Airports of Mauritius vous poursuit pour des propos qualifiés de diffamatoires et réclame Rs 10 millions?
Il est clair que la direction d’AML n’aime pas être critiquée. Moi, je constate que le dialogue social s’est détérioré dans le pays. C’est triste pour notre pays, car chacun à droit à la parole. Il ne faut pas que cela devienne une “General rule” pour “bous labous tou dimoun dan sa pei-la” à travers des méthodes dictatoriales.
En ce qui concerne la plainte de Rs 10 M, je dois dire que les rois d’AML se sont sentis diffamés par mes propos lors d’une conférence de presse. Cela ne m’empêchera pas de parler.

J’aimerais bien savoir combien d’argent AML a dépensé sur le cas de Sharvin Sunassee, président de l’Airport of Mauritius Employees Union, et ce à travers la mise sur pied d’un comité disciplinaire qui a pris plus d’un an pour tirer ses conclusions. Qui a approuvé les honoraires des hommes de loi d’AML ?

On doit le savoir, car il s’agit de l’argent des contribuables.
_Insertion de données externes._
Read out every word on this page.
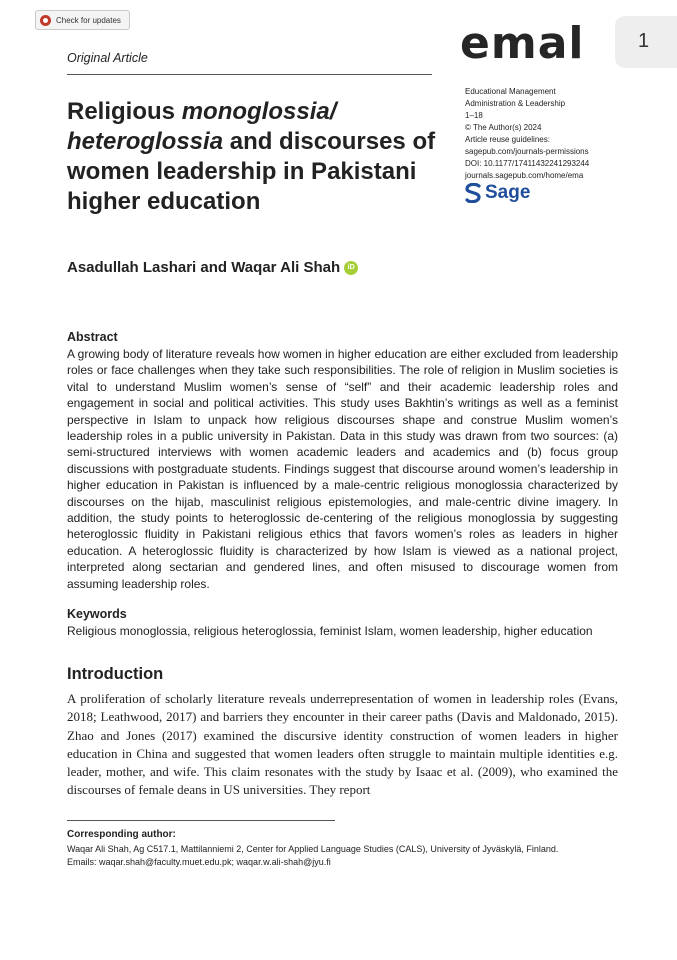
Check for updates
Original Article	emal	1
Educational Management
Administration & Leadership
1–18
© The Author(s) 2024
Article reuse guidelines:
sagepub.com/journals-permissions
DOI: 10.1177/17411432241293244
journals.sagepub.com/home/ema
Sage
Religious monoglossia/ heteroglossia and discourses of women leadership in Pakistani higher education
Asadullah Lashari and Waqar Ali Shah	iD
Abstract
A growing body of literature reveals how women in higher education are either excluded from leadership roles or face challenges when they take such responsibilities. The role of religion in Muslim societies is vital to understand Muslim women’s sense of “self” and their academic leadership roles and engagement in social and political activities. This study uses Bakhtin’s writings as well as a feminist perspective in Islam to unpack how religious discourses shape and construe Muslim women’s leadership roles in a public university in Pakistan. Data in this study was drawn from two sources: (a) semi-structured interviews with women academic leaders and academics and (b) focus group discussions with postgraduate students. Findings suggest that discourse around women’s leadership in higher education in Pakistan is influenced by a male-centric religious monoglossia characterized by discourses on the hijab, masculinist religious epistemologies, and male-centric divine imagery. In addition, the study points to heteroglossic de-centering of the religious monoglossia by suggesting heteroglossic fluidity in Pakistani religious ethics that favors women’s roles as leaders in higher education. A heteroglossic fluidity is characterized by how Islam is viewed as a national project, interpreted along sectarian and gendered lines, and often misused to discourage women from assuming leadership roles.
Keywords
Religious monoglossia, religious heteroglossia, feminist Islam, women leadership, higher education
Introduction
A proliferation of scholarly literature reveals underrepresentation of women in leadership roles (Evans, 2018; Leathwood, 2017) and barriers they encounter in their career paths (Davis and Maldonado, 2015). Zhao and Jones (2017) examined the discursive identity construction of women leaders in higher education in China and suggested that women leaders often struggle to maintain multiple identities e.g. leader, mother, and wife. This claim resonates with the study by Isaac et al. (2009), who examined the discourses of female deans in US universities. They report
Corresponding author:
Waqar Ali Shah, Ag C517.1, Mattilanniemi 2, Center for Applied Language Studies (CALS), University of Jyväskylä, Finland.
Emails: waqar.shah@faculty.muet.edu.pk; waqar.w.ali-shah@jyu.fi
Je continue à croire que le départ de Sharvin Sunassee a été bien orchestré pour fragiliser le syndicat, car une nouvelle équipe syndicale a vu le jour chez AML. L’idée, c’est d’amender le Collective Agreement. Si cet accord est amendé, la direction d’AML aura à répondre devant la justice.

Les fonctionnaires vont-ils participer à la Contribution sociale généralisée ?
Auparavant, il était question que ce soient seulement les travailleurs et les patrons du secteur privé qui vont contribuer à ce fonds. Celui-ci allait être un “buffer fund”. Le gouvernement a réalisé qu’avec la pension à Rs 9 000, il fallait retirer de l’argent du Consolidated Fund. Il a réalisé que cela coûte cher, car 243 000 personnes y sont concernées. Cela coûte donc Rs 2,2 milliards mensuellement. Maintenant, il a promis la pension à  Rs 13 500, ce qui fait que cela coûtera la bagatelle de Rs 3,3 milliards. D’où la création de la CSG qui est au fait une taxe indirecte imposée sur la population. Ce n’est qu’en 2023 que ce fonds sera utilisé.

Pour moi, la CSG n’est rien d’autre qu’un “ponzy”. Le fonds deviendra insoutenable lorsqu’on commence à le puiser pour la pension de vieillesse. Maintenant, les fonctionnaires seront appelés à y contribuer à travers le gouvernement. Ils ne sont pas d’accord, car cela devient une mauvaise habitude de faire des promesses à la population pour gagner des votes en faisant “labous dou”.

Les fonctionnaires sont accusés d’avoir divulgué des informations sensibles dans le secteur de la santé. Qu’en pensez-vous ?
C’est un dérapage de la part du gouvernement. Ces fonctionnaires ont fait un bon travail en venant dénoncer des cas suspects de corruption. La section 44 de la Prevention of Corruptions Act fait provision pour ces types de dénonciations.

À travers toutes ces protections pour le “whisle blowers”, il semblerait que le gouvernement n’aime pas les dénonciations. Si tel est le cas, je pense qu’il est l’heure pour l’ICAC de fermer ses portes, car personne ne voudra venir dénoncer des cas de corruption. Il est malheureux qu’aujourd’hui on voit que ce sont les fonctionnaires qui sont en train de payer pour des fautes qu’ils n’ont pas commises. Le gouvernement aurait pu promouvoir l’action des fonctionnaires.

Pour moi, c’est tout simplement un matraquage des “whisle blowers”. Je pense qu’il est grand temps qu’on vienne de l’avant avec le Public Service Bill pour délimiter l’action des politiciens dans la Fonction publique, car eux, ils partent, et les fonctionnaires restent.